CONFERENCE DEBAT DU 23 JANVIER 2008
A NANTERRE

Conclusion
par Maître Xavier LEDUCQ


Xavier LEDUCQ

 

Maître Xavier LEDUCQ, avocat à la Cour, est membre du Cabinet CRTD & Associés, sociétés inter-barreaux.

 

Mesdames, Messieurs,

Faire une synthèse en si peu de temps imparti relève du défi !
Car le sujet de l'accès à la preuve en expertise est naturellement vaste : bien souvent, la preuve n'est pas absolue elle est fortement relative, comme d'ailleurs nous le rappelle le théâtre de Pirandello « A chacun sa vérité » !
Je vais tenter en 3 minutes de développer les 3 points majeurs qui ressortent de ces très riches communications.
Les intervenants qui se sont succédés depuis le début de la conférence ont été passionnants et instructifs sur leur métier respectif, sur leur méthodologie d'approche expertale.
Cependant, au delà de la diversité des expériences, nous retrouvons 3 préoccupations majeures :

Une méthodologie maîtrisée, de la rigueur dans la démarche, de la capacité à gérer les priorités et les urgences (j'en veux pour preuve les derniers intervenants sur l'accidentologie), et aussi (et surtout ?) une capacité à fédérer les compétences autour de soi : les sujets deviennent de plus en plus complexes ; n'est-ce pas d'ailleurs à ce titre que les justiciables ont recours à l'expertise judicaire ?
L'expert judicaire doit être aussi un homme orchestre capable de fédérer les savoirs autour de lui pour trouver la bonne compétence là où elle se trouve.
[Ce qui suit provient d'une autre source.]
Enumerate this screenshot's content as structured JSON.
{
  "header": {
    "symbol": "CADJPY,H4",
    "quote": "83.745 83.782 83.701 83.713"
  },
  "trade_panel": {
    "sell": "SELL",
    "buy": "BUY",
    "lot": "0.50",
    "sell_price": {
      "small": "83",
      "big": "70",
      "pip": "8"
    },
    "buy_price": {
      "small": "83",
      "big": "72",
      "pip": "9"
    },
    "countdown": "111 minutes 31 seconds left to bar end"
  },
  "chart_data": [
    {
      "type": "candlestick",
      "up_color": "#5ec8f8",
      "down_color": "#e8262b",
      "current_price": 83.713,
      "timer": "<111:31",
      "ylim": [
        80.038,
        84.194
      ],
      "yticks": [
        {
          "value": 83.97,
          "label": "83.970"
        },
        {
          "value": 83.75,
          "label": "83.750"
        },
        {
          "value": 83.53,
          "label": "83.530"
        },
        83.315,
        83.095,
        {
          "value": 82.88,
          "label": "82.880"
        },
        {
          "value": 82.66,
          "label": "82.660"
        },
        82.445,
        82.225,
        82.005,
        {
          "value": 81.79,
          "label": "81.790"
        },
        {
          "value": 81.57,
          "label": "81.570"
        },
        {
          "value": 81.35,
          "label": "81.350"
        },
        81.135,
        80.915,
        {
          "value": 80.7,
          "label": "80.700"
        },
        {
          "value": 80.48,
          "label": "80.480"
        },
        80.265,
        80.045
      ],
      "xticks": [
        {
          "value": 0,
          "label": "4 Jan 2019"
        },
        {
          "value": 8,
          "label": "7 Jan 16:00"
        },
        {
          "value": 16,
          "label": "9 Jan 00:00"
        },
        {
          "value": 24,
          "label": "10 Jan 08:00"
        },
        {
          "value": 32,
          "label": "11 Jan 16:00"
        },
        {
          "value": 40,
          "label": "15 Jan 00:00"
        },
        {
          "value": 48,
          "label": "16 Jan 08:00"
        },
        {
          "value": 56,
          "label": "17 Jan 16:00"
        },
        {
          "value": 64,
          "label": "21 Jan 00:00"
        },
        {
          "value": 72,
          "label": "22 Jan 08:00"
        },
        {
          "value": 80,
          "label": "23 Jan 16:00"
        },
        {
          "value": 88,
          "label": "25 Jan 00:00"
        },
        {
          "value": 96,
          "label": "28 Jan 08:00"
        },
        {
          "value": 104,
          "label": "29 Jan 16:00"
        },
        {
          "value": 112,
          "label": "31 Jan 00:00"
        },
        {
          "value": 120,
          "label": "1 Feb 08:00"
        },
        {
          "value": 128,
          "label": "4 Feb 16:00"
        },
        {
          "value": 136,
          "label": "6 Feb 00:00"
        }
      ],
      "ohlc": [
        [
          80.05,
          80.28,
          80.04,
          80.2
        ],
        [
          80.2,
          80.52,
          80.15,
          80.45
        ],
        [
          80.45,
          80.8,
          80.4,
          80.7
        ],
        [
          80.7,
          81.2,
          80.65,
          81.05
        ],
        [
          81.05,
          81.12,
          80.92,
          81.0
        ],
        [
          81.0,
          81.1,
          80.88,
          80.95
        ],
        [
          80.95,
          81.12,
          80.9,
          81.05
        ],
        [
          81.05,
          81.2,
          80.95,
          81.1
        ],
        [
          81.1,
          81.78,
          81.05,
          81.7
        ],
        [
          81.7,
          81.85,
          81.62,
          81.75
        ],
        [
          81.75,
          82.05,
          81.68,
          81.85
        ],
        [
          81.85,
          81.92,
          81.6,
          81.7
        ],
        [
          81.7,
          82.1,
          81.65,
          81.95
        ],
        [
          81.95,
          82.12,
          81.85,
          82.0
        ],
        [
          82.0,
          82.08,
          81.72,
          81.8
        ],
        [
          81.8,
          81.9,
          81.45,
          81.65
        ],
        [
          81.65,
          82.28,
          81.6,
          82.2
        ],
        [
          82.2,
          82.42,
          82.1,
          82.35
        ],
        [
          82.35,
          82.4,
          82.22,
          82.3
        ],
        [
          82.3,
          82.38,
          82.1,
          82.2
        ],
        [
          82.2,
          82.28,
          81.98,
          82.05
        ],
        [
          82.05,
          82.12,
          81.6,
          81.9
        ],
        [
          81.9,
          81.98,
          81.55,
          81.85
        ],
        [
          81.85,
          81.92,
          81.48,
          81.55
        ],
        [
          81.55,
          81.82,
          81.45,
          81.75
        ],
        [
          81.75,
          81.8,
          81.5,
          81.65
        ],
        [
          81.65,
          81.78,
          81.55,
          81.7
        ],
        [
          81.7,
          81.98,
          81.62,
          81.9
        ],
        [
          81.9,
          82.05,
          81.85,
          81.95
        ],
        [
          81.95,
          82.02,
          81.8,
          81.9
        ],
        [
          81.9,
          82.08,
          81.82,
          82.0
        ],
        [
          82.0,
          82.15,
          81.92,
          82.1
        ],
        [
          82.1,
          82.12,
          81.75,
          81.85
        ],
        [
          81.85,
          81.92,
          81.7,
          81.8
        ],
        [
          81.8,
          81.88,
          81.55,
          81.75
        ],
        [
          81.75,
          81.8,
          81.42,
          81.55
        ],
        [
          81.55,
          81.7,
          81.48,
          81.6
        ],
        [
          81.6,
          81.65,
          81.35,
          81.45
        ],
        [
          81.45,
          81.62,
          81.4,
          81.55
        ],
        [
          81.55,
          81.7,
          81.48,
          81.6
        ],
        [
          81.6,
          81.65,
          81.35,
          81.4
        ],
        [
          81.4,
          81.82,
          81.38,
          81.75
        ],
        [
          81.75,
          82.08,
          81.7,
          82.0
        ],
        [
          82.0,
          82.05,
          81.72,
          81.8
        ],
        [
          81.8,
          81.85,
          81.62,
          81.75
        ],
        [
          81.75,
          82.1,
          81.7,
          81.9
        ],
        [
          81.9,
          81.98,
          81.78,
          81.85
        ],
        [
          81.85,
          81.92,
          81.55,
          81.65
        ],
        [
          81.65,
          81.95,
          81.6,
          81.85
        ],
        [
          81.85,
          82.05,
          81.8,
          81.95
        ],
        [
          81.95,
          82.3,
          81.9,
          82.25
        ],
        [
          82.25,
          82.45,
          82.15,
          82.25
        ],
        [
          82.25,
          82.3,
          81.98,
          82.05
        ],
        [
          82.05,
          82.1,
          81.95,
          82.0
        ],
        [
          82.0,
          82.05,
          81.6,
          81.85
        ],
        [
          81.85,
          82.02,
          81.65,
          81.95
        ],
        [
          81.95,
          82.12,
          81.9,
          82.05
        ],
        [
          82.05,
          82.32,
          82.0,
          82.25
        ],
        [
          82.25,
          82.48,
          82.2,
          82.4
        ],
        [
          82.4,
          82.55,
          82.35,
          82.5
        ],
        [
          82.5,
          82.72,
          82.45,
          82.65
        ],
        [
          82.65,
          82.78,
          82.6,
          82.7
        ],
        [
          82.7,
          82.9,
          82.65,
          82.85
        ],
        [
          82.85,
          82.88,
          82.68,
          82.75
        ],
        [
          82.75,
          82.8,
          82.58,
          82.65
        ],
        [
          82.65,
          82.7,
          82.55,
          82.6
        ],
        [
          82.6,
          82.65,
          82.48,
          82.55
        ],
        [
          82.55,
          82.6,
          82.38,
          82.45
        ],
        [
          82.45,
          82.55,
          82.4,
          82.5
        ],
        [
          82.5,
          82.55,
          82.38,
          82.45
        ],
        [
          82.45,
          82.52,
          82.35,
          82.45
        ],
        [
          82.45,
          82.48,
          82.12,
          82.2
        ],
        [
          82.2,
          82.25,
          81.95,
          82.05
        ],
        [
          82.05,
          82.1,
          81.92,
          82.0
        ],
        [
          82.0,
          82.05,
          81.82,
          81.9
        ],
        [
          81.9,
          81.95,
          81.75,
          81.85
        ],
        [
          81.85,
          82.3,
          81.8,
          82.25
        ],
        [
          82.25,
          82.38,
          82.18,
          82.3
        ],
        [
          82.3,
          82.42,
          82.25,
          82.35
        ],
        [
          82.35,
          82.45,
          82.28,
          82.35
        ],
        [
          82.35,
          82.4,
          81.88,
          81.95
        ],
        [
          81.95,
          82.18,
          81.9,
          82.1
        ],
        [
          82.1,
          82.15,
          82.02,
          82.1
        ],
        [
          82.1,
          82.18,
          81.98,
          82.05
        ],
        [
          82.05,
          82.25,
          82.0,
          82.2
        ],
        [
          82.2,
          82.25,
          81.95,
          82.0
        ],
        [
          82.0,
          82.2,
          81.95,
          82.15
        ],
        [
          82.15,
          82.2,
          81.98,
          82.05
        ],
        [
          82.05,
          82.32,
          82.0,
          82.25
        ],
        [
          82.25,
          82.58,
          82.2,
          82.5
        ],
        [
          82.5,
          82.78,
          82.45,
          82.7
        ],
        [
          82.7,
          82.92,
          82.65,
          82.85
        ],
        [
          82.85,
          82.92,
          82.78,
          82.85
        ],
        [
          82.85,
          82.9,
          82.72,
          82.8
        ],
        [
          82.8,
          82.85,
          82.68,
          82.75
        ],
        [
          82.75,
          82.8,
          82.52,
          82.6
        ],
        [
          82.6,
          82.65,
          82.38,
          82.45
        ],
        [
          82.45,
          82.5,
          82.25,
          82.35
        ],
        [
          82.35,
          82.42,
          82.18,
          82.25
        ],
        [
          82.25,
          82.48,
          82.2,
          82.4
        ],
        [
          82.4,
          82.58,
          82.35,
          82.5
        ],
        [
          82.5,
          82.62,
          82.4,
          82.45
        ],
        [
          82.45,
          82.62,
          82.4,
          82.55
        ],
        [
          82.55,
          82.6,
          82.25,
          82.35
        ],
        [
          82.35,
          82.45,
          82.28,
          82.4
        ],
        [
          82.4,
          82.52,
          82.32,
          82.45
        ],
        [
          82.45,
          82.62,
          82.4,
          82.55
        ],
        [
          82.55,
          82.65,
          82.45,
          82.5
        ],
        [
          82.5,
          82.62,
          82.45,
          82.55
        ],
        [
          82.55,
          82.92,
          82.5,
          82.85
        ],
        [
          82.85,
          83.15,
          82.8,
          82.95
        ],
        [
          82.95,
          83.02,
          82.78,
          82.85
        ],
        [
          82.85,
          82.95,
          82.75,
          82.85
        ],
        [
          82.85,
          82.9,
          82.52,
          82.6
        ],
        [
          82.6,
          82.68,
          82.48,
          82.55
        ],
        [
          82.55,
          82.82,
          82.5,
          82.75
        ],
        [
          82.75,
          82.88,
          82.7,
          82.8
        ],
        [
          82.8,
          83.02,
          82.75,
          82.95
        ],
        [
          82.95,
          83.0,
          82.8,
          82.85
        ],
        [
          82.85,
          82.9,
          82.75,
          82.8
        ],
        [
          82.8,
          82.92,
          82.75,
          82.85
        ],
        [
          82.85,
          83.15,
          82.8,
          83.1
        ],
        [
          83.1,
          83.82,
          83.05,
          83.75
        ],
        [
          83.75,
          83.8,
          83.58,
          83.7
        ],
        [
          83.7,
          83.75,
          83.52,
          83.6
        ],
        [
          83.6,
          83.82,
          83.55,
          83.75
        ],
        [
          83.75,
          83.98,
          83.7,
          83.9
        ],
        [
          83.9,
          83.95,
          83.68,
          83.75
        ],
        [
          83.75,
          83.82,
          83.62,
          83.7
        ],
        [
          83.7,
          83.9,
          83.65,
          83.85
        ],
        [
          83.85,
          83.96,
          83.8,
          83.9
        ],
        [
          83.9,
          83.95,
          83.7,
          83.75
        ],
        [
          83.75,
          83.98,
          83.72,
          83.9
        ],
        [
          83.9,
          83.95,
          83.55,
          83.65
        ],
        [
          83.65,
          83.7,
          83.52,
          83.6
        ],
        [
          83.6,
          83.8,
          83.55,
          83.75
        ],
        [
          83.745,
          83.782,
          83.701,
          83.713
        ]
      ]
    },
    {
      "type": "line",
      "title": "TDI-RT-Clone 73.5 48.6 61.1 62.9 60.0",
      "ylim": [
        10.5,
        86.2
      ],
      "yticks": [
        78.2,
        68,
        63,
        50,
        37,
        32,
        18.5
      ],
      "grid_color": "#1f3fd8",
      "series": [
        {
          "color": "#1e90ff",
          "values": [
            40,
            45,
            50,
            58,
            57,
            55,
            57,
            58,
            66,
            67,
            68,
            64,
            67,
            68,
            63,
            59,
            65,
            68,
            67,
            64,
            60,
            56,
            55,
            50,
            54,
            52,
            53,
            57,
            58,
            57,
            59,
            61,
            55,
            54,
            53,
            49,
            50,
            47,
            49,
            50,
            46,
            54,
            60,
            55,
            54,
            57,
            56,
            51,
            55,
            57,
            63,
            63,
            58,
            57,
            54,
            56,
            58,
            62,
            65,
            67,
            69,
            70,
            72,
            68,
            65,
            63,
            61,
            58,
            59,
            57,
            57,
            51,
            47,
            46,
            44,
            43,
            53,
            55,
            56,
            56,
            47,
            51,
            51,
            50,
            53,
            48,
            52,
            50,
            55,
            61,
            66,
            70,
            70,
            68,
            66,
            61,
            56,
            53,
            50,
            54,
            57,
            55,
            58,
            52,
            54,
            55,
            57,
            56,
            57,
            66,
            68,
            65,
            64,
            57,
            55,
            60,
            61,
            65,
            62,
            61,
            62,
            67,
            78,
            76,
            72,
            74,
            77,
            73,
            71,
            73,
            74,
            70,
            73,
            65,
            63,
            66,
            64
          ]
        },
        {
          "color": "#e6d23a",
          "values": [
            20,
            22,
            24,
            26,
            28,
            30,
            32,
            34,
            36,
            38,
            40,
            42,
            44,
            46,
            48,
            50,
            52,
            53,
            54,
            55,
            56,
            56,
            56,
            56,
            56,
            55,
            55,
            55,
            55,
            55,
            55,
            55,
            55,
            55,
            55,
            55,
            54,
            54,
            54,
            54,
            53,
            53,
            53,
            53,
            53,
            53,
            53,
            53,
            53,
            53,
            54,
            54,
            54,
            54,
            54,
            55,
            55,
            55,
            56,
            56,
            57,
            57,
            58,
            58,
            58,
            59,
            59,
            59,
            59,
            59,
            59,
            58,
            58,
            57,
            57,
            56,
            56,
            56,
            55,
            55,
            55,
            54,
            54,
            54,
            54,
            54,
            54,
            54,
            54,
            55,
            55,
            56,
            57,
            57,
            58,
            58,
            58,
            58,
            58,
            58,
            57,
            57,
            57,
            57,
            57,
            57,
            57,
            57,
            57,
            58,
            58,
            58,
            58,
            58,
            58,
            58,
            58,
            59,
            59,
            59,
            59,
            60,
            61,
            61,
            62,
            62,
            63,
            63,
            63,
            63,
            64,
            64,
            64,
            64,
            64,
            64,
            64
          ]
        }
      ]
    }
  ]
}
Une pédagogie; il faut savoir analyser, investiguer, interpréter mais aussi expliquer. Ce point est capital, et nous en avons compris l'importance absolue d'une part avec le film sur le carambolage de l'A10 et d'autre part avec la communication sur les récentes évolutions technologiques en matière d'imagerie médicale.

Une objectivité, et cela a été rappelé de façon constante par chacun des intervenants. Ce point est capital car l'objectivité c'est l'indépendance et l'indépendance c'est la légitimité de l'homme de l'art aux yeux des justiciables et du magistrat qui l'a nommé.

Ces 3 points s'adossent les uns aux autres :
- la pédagogie complète la méthodologie dans l'intervention de l'expert judiciaire
- et l'objectivité apporte la légitimité nécessaire à l'intervention de l'expert judicaire.
Cependant, et je terminerai sur ce point, il manquait peut être un aspect dans les communications : l'insuffisance dans l'information descendante entre les magistrats et les experts judicaires sur le suivi des affaires une fois le rapport déposé.
Comment mon travail a-t-il été pris en compte par les magistrats ?
En effet, trop peu souvent les experts ont des retours sur cet aspect.
Il y aurait peut être là une piste d'amélioration qui participerait à une sorte de cercle vertueux d'amélioration continue.

Je vous remercie pour votre attention.